13 March, 2006

Basia #7: notes

Johannes (or Janus) Secundus, a Dutchman, was a 16th-century Keats; he died at the age of 24, and his collection of Basia or Kisses was published posthumously. The basium, at least in classical usage, is not the lover's kiss (suavium), nor the cheekpeck exchanged by acquaintances (osculum), but the kiss on the lips between close friends. The sense here is obviously sexual, but not as lewd as might be thought. 'Basium 7', like others in the collection, is an imitation of Catullus. I made an attempt at a French version, but only got so far, producing a little Surrealist-dissociative piece with an attractive rhyme:
Cent centaines de bises,
cent milles,
mille milles,
autant mille milles
que les gouttes dans la mer de Sicile,
que les toiles dans le ciel sur l'asile—
The last line uncontrollably transforms stars (étoiles) into webs, canvases, sails or paintings (toiles), which in conjunction with asile suggests the paranoid delirium of Leonardo's free-association daydream, so admired by Breton et al. (Alternately, the last line could end 'sur la ville', or one could follow an even more conventional route: 'que les clairs/yeux des étoiles dans le ciel'.) Already in the first movement there is rich potential for the later development of sound-play, as cent easily becomes Neaera's eyes, presque sans son, or Secundus' own sens; gouttes suggests goût, mille and ciel suggest miel for flavo (l. 24), Sicile suggests Secundus' vision which is later difficile, toile might become toi, là—and so on. I attempted German as well, although a silly stereotype (not to mention my rudimentary command of the language) impeded me only too soon, spawning a Pythonesque sort of irascibility:
Hundert hundert Kussen,
nein, hunderttausend,
nein!
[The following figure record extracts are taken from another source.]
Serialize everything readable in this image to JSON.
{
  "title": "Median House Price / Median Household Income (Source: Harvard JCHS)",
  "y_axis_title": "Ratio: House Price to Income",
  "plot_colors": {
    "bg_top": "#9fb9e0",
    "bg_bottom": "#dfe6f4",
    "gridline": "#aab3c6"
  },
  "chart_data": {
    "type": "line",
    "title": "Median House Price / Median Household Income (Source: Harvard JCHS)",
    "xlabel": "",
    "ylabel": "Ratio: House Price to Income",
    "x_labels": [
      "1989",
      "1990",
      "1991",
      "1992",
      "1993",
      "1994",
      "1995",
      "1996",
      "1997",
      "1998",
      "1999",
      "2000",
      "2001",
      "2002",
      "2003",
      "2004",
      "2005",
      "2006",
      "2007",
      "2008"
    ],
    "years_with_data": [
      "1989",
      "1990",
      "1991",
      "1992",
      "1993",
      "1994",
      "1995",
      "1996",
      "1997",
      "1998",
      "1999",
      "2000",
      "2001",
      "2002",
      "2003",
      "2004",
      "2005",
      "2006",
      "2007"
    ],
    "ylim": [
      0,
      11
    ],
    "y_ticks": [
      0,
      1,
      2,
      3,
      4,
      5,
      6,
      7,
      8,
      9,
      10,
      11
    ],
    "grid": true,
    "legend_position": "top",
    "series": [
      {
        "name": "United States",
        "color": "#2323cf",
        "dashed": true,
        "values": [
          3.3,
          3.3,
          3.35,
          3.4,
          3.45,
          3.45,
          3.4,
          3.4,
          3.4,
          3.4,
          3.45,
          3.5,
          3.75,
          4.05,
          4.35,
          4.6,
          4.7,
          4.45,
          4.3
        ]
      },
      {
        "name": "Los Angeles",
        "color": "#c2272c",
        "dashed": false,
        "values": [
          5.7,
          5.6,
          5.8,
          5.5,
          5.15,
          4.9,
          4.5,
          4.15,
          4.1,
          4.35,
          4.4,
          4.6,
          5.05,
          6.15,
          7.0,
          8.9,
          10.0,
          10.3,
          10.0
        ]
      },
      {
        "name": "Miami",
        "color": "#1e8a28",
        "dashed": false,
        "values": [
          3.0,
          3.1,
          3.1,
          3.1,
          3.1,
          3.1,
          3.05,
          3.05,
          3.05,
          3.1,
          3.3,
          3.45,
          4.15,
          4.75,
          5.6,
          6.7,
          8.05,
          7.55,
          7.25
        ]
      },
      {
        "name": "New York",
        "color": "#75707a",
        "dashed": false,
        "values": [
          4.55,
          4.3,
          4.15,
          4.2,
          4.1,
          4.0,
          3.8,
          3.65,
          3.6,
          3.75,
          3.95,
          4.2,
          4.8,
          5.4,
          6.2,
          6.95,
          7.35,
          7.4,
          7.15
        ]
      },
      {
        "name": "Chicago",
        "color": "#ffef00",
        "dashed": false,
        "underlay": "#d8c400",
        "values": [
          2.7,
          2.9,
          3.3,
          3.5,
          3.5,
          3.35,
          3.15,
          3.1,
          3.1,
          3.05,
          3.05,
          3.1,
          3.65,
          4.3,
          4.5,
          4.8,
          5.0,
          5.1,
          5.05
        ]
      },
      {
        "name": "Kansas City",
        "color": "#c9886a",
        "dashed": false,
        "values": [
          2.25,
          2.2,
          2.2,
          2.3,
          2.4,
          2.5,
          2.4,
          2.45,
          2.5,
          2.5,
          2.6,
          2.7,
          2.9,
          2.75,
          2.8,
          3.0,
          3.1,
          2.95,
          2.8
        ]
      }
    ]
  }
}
Tausend Tausenden!
It should be one goal of translation to hear the original language through the new. Louis and Celia Zukovsky demonstrated the absurdity of this approach taken to its limit in their own phonetic rendering of Catullus, a work widely cited in books about literary translation. But the idea of nudging a poem's semantics in a new direction, given wit, I find valuable; hence mollish for molles (soft), and ogles for its cognate oculis (eyes), a substitution which fits the voyeuristic theme of the poem.

Update. I am informed that the verse-form of 'Basium 7' is the Catullian form (used in hymns 34 and 61) of 'Glyconics mixed with Pherecrateans'—delightfully obscure!